Wednesday, June 11, 2008

Mt. Vikos Barrel Aged Feta

Good things come from wooden barrels. The greatest of spirits, of wines, of vinegars, and more include barrel aging as a component of their taste. Wood is flavorful as a spice, for lack of a better term. Even meats take on the flavor of its smoke so well.

I was in Whole Foods yesterday and saw their feta section. They have three cheeses labeled feta, one from cow, one from goat, and one from sheep milk. As an opportunity to taste the difference between the three animal's milk, I couldn't pass it up, but as an example of feta, I don't think so, except perhaps the sheep. One block over, at a great ethnic market (we have some great ethnic markets in town) they carry Bulgarian, French, and other peoples' takes on feta.

"Any attempt to trace feta's origins leads a researcher straight into quicksand."

At Mt. Vikos, a Greek company that makes an acclaimed barrel-aged feta, the production process lasts a minimum of two months.

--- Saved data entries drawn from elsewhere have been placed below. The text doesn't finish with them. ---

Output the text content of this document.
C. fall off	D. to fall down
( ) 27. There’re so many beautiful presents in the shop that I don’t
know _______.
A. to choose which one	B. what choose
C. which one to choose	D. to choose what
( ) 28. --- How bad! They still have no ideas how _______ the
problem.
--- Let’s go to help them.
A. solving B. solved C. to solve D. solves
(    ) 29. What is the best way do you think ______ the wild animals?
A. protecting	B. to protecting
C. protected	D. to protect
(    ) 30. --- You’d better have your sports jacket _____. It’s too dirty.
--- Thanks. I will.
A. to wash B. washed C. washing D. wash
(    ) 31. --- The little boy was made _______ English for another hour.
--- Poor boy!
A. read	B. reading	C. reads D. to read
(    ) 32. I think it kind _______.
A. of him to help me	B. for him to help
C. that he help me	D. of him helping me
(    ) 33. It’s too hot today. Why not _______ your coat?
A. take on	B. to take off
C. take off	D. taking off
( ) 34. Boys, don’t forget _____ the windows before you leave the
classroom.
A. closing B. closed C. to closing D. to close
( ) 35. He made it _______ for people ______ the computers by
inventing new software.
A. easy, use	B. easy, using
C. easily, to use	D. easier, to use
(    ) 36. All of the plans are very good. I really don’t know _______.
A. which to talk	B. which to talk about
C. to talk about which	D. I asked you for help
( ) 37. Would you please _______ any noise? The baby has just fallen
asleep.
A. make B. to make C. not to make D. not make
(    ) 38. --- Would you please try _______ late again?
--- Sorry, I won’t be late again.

It begins with pasteurized milk from local herds of sheep and goats that graze freely on pastures near the dairy. Greek regulations require that feta be at least 70 percent sheep's milk, with the remainder goat's milk. Sheep's milk is richer and more desirable, but sheep are shy producers, so supplementing with goat's milk is allowed.

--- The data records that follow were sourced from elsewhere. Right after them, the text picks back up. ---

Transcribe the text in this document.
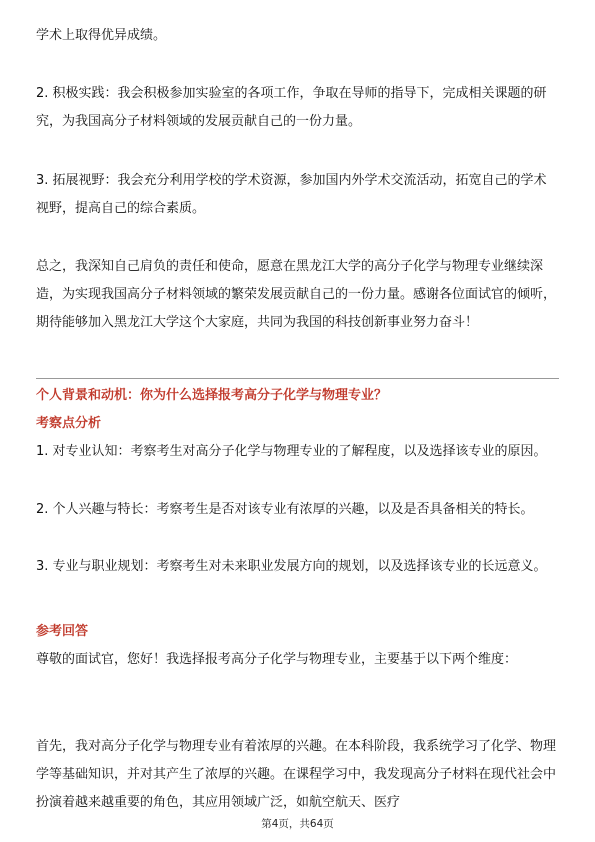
学术上取得优异成绩。

2. 积极实践：我会积极参加实验室的各项工作，争取在导师的指导下，完成相关课题的研究，为我国高分子材料领域的发展贡献自己的一份力量。

3. 拓展视野：我会充分利用学校的学术资源，参加国内外学术交流活动，拓宽自己的学术视野，提高自己的综合素质。

总之，我深知自己肩负的责任和使命，愿意在黑龙江大学的高分子化学与物理专业继续深造，为实现我国高分子材料领域的繁荣发展贡献自己的一份力量。感谢各位面试官的倾听，期待能够加入黑龙江大学这个大家庭，共同为我国的科技创新事业努力奋斗！

个人背景和动机：你为什么选择报考高分子化学与物理专业？

考察点分析

1. 对专业认知：考察考生对高分子化学与物理专业的了解程度，以及选择该专业的原因。

2. 个人兴趣与特长：考察考生是否对该专业有浓厚的兴趣，以及是否具备相关的特长。

3. 专业与职业规划：考察考生对未来职业发展方向的规划，以及选择该专业的长远意义。

参考回答

尊敬的面试官，您好！我选择报考高分子化学与物理专业，主要基于以下两个维度：

首先，我对高分子化学与物理专业有着浓厚的兴趣。在本科阶段，我系统学习了化学、物理学等基础知识，并对其产生了浓厚的兴趣。在课程学习中，我发现高分子材料在现代社会中扮演着越来越重要的角色，其应用领域广泛，如航空航天、医疗

第4页，共64页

After the bacterial culture and rennet are added, the milk coagulates in less than an hour. Cheesemakers know when the curd is ready to cut. With a wire implement, they cut the curds into relatively large cubes, then transfer them to perforated molds for draining. Over the next three hours, the cheesemaker will jiggle, massage and gently press the curds to assist the draining and help them knit together into a wheel.

Next, the thick round is cut into three fat, pie-shaped segments, and these wedges are flipped a couple of times to encourage more draining. The next day, the segmented rounds are packed in wooden barrels with sea salt between the layers. After 24 hours, the wedges are rinsed and nestled in a second set of birch barrels that have been rubbed on the inside with a fresh cheese made from the feta's own whey. Then the cheesemaker fills any gaps with whey, seals the barrels and transfers them to a room kept at about 68 degrees to cure for 15 to 20 days. Finally, the barrels are moved into refrigerated storage, where the cheese continues to develop, albeit more slowly.

Prime age

Although the cheese is ready at two months, Mt. Vikos founder Sotiris Kitrilakis likes to hold onto it for at least four months. "Ideally, the cheese should be eaten between 6 and 12 months old," writes Kitrilakis in an e- mail.


Most feta today is aged in tins, which doesn't allow for the same sort of flavor development. Because barrels are permeable, allowing oxygen in, barrel- aged feta can mature like wine.
The Greek Cheese Page


Cheesenet on Feta

Feta can be whipped with olive oil, garlic, oregano and hot peppers to make the spicy cheese spread known in Greece as htipiti.